The Push is a Young Adult novel set in 1957, focusing on a young Sydney girl Erica who gets involved with the now famous, or infamous Libertarian group The Push. Erica is in a dead end office job and seeing a boring coworker who her mother is keen for her to marry. Erica lives in Glebe, a solidly working class area back then with a mother who is bitter at being left alone to raise her children after Erica’s father died in the war.
There’s missing older sister Peggy, who is gradually revealed, and for me, this was the strongest element of the book. Peggy has obviously had something awful happen that has caused her mother to drive her out and keep her away from her younger sister. Erica’s meeting with The Push characters is at first slow moving and not very involving. She loses her virginity to one member, and quickly realises that he won’t make any commitment to her, because the Libertarians don’t believe in that sort of thing.
The story does pick up pace when Erica helps out a Push girl who is pregnant and is trying to sort out what to do about it. But the early scenes seem a bit lacking in emotion and the dialogue of the push values feels forced. There’s also some clunky attempts to show that we are in 1957, such as a suitcase that is described in great detail, the only purpose of which appears to be to inject some period detail.
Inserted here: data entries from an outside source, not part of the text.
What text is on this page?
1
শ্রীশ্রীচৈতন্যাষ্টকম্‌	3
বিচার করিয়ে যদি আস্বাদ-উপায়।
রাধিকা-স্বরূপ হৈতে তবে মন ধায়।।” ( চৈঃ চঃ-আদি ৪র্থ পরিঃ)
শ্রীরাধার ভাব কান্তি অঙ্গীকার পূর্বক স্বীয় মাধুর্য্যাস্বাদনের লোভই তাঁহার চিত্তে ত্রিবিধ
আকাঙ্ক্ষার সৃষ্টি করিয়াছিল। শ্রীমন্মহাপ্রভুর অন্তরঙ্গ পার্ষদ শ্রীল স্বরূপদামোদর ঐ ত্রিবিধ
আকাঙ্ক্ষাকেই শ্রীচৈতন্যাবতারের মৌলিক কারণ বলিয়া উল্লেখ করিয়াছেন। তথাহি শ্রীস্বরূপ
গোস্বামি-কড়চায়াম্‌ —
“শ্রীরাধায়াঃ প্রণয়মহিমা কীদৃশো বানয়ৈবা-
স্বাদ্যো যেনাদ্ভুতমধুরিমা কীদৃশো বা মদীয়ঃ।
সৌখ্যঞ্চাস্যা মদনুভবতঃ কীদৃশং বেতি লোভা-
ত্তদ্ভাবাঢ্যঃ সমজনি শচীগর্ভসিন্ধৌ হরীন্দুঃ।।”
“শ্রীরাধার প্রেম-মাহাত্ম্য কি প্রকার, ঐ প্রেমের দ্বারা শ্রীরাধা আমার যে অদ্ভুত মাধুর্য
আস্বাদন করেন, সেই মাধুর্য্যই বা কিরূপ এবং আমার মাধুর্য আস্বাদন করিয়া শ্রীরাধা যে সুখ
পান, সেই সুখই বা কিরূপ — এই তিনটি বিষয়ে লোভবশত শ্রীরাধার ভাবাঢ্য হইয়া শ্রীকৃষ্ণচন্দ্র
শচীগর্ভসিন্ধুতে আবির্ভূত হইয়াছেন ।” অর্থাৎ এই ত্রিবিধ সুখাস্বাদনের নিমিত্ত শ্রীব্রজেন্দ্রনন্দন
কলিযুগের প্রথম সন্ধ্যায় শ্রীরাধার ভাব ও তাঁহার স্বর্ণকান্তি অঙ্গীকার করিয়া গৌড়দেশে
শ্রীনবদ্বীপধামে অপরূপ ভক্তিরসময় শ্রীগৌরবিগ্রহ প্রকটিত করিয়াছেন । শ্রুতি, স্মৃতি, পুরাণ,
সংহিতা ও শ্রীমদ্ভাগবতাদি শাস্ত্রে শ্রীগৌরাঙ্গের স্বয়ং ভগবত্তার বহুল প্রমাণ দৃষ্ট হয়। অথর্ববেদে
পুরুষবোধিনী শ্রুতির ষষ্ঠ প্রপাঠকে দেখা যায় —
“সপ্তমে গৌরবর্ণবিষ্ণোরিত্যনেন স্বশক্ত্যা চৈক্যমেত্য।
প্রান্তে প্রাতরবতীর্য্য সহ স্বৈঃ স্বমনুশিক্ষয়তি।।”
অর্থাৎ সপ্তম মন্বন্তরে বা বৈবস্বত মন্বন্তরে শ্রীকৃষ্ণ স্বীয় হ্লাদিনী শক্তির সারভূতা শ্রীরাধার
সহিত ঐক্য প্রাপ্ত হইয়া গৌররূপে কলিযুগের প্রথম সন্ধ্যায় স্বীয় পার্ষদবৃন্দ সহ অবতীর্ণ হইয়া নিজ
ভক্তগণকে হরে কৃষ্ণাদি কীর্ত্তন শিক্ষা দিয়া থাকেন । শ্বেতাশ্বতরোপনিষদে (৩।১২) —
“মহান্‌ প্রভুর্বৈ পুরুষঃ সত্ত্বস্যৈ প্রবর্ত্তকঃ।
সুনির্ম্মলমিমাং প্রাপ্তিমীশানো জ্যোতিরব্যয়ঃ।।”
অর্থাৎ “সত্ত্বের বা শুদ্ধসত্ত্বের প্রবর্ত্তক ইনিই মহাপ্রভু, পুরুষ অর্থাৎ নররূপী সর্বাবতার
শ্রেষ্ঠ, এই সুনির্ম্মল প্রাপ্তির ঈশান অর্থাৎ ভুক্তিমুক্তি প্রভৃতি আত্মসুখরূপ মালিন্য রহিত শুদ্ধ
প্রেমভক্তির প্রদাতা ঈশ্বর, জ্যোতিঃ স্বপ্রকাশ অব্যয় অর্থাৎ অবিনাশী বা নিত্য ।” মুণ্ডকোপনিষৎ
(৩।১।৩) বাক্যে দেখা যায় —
The descriptions of Erica’s mother doing the washing with the copper are more convincing.
The ending is also upbeat and is left open-ended and feels right, something I’m working hard to master in my story also.
Its a solid story but I’ve learned from it to focus on the relationships that matter most and in Young Adult stories, I think that really means family. And to go easy on the period detail and only to include it where it fits.